The Carriage Crossing facility has been proposed for a 7.5-acre site on the southwest corner of Midlothian Road and Courtland Street, on the village's northwest side.
Seventy-four assisted living apartments would be in a three-story section of the building, according to plans. Fourteen memory care apartments would be in a one-story building.
The facility would offer health care, dining services and activities, Carriage Crossing representative Brenda Hearn told the village board during a presentation this week.
"Our philosophy is to provide senior living experiences that meet the lifestyle needs and desires for seniors in every stage of living," said Hearn, the executive director of a Carriage Crossing facility in Champaign. "Residents are assured comfort (and) attentive care each day."
The company operates four facilities. Hearn called the company a "boutique type of assisted living" because it's smaller than some corporations in the industry.
"We know our residents by name, we know their families, we know their friends," Hearn said.
The site being eyed in Mundelein is vacant and zoned for residential development. It's east of the Orchard Meadows residential subdivision and south of Cambridge Country Park.

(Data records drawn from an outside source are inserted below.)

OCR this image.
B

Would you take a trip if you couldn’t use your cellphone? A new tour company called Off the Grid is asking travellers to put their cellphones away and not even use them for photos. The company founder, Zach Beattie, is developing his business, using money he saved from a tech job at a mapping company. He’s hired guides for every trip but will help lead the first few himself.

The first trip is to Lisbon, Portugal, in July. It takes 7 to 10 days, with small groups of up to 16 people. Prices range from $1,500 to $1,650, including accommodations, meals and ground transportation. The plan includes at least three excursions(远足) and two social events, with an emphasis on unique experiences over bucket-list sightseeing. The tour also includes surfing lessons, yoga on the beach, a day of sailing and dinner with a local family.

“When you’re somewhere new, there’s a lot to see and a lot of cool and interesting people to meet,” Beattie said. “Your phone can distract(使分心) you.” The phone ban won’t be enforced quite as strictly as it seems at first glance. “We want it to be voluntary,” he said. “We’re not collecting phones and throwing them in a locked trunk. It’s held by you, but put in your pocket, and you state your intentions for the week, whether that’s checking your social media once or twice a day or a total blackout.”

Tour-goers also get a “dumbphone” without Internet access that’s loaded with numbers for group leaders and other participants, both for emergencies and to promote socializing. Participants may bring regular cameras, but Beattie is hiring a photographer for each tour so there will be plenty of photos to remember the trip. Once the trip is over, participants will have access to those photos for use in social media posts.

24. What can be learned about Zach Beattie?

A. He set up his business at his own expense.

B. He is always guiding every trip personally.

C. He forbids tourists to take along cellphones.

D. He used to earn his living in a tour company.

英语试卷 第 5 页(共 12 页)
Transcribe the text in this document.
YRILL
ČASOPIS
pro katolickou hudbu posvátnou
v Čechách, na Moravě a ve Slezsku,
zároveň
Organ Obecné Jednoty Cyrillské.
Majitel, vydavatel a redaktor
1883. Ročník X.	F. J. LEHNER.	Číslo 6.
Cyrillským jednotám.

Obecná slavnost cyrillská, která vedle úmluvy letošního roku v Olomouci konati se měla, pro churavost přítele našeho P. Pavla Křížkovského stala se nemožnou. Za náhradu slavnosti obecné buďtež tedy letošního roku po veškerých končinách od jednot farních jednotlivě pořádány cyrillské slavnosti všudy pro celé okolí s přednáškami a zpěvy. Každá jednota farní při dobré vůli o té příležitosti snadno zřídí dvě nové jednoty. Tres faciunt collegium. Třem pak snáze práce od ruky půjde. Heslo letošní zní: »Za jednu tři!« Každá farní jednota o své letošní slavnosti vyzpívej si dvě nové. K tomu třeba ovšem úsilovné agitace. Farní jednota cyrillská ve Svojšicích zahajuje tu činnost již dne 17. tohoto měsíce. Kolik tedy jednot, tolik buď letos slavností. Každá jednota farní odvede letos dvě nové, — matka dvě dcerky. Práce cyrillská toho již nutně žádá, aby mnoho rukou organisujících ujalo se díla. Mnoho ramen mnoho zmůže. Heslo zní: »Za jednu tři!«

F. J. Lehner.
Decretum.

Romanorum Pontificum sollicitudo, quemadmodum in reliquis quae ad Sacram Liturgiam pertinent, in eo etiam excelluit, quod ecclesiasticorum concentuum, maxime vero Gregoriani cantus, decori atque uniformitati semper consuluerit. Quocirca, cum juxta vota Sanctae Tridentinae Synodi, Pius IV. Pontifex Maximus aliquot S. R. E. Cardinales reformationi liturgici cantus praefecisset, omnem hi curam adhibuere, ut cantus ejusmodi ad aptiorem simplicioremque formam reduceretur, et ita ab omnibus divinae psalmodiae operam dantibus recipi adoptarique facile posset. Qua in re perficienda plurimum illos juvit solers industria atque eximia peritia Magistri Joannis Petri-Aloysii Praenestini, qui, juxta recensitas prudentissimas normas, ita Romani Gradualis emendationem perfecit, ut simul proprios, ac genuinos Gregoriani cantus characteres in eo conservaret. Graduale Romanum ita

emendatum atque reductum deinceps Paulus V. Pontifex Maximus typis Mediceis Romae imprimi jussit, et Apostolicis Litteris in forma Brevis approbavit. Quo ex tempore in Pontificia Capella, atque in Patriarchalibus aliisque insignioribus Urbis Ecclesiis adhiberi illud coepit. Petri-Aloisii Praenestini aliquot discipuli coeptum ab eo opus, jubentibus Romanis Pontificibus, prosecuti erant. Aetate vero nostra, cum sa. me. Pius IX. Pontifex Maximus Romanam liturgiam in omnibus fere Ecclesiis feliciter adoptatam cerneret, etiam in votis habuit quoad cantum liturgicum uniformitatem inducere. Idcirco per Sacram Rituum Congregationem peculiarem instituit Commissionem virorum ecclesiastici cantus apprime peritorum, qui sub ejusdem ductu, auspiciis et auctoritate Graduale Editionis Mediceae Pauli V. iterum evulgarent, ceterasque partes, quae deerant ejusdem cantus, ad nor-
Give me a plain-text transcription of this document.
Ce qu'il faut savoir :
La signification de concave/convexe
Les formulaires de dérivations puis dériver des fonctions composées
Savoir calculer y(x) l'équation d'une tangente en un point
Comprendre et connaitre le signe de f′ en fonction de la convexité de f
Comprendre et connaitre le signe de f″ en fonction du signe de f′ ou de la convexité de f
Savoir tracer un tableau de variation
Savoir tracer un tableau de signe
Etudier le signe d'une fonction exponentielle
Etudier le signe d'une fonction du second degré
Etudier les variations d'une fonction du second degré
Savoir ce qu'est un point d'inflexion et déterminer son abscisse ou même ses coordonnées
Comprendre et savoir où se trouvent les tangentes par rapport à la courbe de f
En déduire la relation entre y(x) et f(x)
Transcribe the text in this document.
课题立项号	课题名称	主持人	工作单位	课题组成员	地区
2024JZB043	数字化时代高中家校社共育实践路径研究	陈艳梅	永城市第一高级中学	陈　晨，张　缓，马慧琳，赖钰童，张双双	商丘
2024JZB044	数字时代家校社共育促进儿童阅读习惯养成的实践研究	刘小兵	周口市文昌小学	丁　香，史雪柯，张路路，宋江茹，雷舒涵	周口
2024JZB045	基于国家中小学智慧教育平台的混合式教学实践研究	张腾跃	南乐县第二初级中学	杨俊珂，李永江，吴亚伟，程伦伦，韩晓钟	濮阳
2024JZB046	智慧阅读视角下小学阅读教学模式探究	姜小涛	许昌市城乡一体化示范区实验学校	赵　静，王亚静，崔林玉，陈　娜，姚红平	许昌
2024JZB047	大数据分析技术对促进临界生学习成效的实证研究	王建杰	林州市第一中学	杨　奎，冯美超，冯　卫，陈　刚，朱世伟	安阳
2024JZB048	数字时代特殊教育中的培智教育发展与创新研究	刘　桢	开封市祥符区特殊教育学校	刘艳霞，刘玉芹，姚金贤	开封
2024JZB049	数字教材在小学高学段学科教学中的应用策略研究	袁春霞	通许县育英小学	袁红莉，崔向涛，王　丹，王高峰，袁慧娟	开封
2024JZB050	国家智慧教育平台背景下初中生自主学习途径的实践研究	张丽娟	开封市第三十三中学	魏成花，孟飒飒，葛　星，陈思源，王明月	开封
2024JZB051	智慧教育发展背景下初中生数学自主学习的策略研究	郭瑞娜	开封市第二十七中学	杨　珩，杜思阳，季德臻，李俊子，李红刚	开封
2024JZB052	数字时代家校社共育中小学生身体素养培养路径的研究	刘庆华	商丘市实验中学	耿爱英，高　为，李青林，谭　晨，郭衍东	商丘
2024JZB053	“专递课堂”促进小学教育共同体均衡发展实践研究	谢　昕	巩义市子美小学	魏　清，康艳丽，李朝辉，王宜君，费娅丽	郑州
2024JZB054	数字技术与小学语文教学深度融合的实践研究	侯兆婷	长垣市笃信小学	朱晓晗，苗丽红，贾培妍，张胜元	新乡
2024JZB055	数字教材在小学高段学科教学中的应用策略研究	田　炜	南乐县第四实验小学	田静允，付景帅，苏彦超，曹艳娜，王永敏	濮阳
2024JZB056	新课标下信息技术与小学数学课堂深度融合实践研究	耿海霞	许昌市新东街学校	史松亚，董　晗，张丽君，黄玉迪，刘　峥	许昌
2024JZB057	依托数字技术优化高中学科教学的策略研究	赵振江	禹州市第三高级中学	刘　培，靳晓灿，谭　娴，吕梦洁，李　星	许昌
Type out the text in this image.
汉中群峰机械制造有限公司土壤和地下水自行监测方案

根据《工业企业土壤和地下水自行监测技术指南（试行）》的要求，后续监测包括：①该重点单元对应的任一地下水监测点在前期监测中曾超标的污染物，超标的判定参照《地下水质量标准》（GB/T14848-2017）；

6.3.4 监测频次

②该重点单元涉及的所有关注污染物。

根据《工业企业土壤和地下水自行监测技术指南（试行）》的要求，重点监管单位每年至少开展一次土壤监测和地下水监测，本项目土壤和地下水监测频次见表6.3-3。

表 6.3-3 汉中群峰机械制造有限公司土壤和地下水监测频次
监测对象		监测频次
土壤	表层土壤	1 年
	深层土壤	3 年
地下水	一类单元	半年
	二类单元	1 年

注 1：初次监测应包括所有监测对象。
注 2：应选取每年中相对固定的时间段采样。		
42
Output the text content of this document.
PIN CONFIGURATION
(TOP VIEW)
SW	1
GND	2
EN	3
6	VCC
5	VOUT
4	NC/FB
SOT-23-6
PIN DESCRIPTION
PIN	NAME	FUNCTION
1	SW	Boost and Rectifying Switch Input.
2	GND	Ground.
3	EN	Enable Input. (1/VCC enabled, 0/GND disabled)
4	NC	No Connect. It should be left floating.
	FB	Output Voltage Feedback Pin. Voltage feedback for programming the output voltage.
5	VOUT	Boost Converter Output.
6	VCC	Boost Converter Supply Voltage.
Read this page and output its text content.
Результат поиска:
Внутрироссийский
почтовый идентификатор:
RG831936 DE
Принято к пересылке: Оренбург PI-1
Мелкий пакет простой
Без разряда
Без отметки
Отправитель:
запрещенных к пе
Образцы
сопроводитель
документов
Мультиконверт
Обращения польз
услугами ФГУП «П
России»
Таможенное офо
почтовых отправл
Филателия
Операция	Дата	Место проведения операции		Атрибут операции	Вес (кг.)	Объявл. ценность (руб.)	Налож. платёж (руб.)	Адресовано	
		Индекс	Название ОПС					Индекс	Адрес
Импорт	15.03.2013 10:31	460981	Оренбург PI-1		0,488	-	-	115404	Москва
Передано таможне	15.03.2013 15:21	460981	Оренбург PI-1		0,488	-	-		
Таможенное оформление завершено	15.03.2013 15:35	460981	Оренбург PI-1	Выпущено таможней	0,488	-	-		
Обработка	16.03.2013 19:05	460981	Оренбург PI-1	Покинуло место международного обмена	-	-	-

That park includes the Mundelein Park District's senior center, called the Regent Center.
Different developers proposed a housing complex on the land in 1999 and a senior living center there in 2008, but neither project materialized.
Mayor Steve Lentz said Carriage Crossing would be "a welcome addition to our community."
"You provide an amazing service," Lentz said. "We really need something like this there."
Trustee Ray Semple asked what impact the facility would have on Mundelein's ambulance services. Hearn said 911 calls at the company's other properties are rare, probably fewer than four a month.
Deputy Fire Chief Darren Brents said he's like to see data about ambulance calls at the company's existing facilities.
Trustee Bill Rekus expressed concern about the proposed three-story wing of the campus, saying it "might not blend in very well" with the nearby neighborhood and park. In response, Hearn said the company is open to creating a design that best serves the community.
The board took no formal action on the proposal. Members informally gave Hearn the go-ahead to proceed with plans.